Experimental Example 6: Effect in a Model of Induced Liver Fibrosis

[0158] In order to confirm the effect of inhibiting liver fibrosis caused by chronic liver injury, bile duct ligation (BDL) was performed in Sprague Dawley (SD) rats to induce chronic liver injury, thereby inducing liver fibrosis, and then the compounds according to the present invention were administered. It was then confirmed whether chronic liver injuries were inhibited.
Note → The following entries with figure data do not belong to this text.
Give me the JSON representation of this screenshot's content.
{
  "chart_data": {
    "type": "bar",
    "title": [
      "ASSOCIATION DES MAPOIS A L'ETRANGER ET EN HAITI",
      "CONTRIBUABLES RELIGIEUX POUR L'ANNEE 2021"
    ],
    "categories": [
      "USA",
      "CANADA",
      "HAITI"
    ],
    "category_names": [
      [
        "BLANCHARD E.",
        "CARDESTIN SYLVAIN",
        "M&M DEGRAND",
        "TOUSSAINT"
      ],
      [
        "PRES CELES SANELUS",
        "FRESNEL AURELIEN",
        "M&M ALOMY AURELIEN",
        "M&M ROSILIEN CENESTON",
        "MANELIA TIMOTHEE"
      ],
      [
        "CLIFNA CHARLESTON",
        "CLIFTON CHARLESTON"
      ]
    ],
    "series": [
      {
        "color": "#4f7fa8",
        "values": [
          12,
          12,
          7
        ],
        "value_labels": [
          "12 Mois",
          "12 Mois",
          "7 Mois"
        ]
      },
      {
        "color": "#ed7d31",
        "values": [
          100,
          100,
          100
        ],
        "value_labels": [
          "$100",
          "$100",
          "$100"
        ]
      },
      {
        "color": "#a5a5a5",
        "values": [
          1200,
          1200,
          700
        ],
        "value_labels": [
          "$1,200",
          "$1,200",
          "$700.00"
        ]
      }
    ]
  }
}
[0159] 1) Experimental Method

[0160] Seven-week-old female SD rats were introduced and acclimated for one week, and then divided into five groups respectively; a control group, a bile duct ligation surgery group, and groups to which the compound according to the present invention (Example 15) was administered at three doses (12.5, 25 and 50 mg/kg body weight). In the control group, the bile duct was not exposed or ligated after laparotomy, and the other groups performed bile duct ligation surgery. One week after bile duct ligation, the compound according to the present invention (Example 1) was dissolved in corn oil and administered orally for each dose once a day for a total of 14 days. Twenty-four hours after the final administration, an autopsy was performed to remove a sample of liver tissue and fix it, thus preparing a tissue specimen. After preparation of tissue specimen slides, H & E staining was performed, and collagen deposition in liver tissue were confirmed by microscopy. In addition, a part of the removed liver (10 mg) was decomposed to perform a quantitative experiment of hydroxyproline which is a major component of collagen, and the amount of collagen deposited was quantified, thereby confirming the effects of the compound according to the present invention.

[0161] 2) Experimental Result

[0162] After the bile duct ligation surgery and the administration of the compounds according to the present invention, the presence or absence of liver injuries during autopsy was confirmed with naked eyes. Morphologically, in the liver of the control group, the surface was smooth and no abnormalities were observed, whereas in all groups in which liver injuries were induced by bile duct ligation, fine nodules were observed on the surface of the liver and the liver sizes were larger than that of the control group (FIG. 11). There was no significant difference between the group treated only with the bile duct ligation and the groups treated with the bile duct ligation surgery and the compounds according to the present invention (FIG. 11). It was confirmed by Masson's Trichrome staining in liver tissue slide sections that liver injury and fibrosis were induced by bile duct ligation. It was confirmed that liver fibrosis progressed in the vicinity of the central vein was alleviated by the administration of the compounds according to the present invention (FIG. 12).

[0163] Similarly, a quantitative experiment of hydroxyproline for quantitatively determining the amount of collagen deposited in the liver tissue was carried out. As a result, it was found that the larger the quantity of the compound according to the present invention (Example 1), the smaller the collagen deposition (FIG. 13). In addition, in all groups treated with the compounds according to the present invention, the number of injured hepatocytes adjacent to the portal vein was markedly reduced as compared to the untreated group, confirming that liver injuries were alleviated histologically (FIG. 11).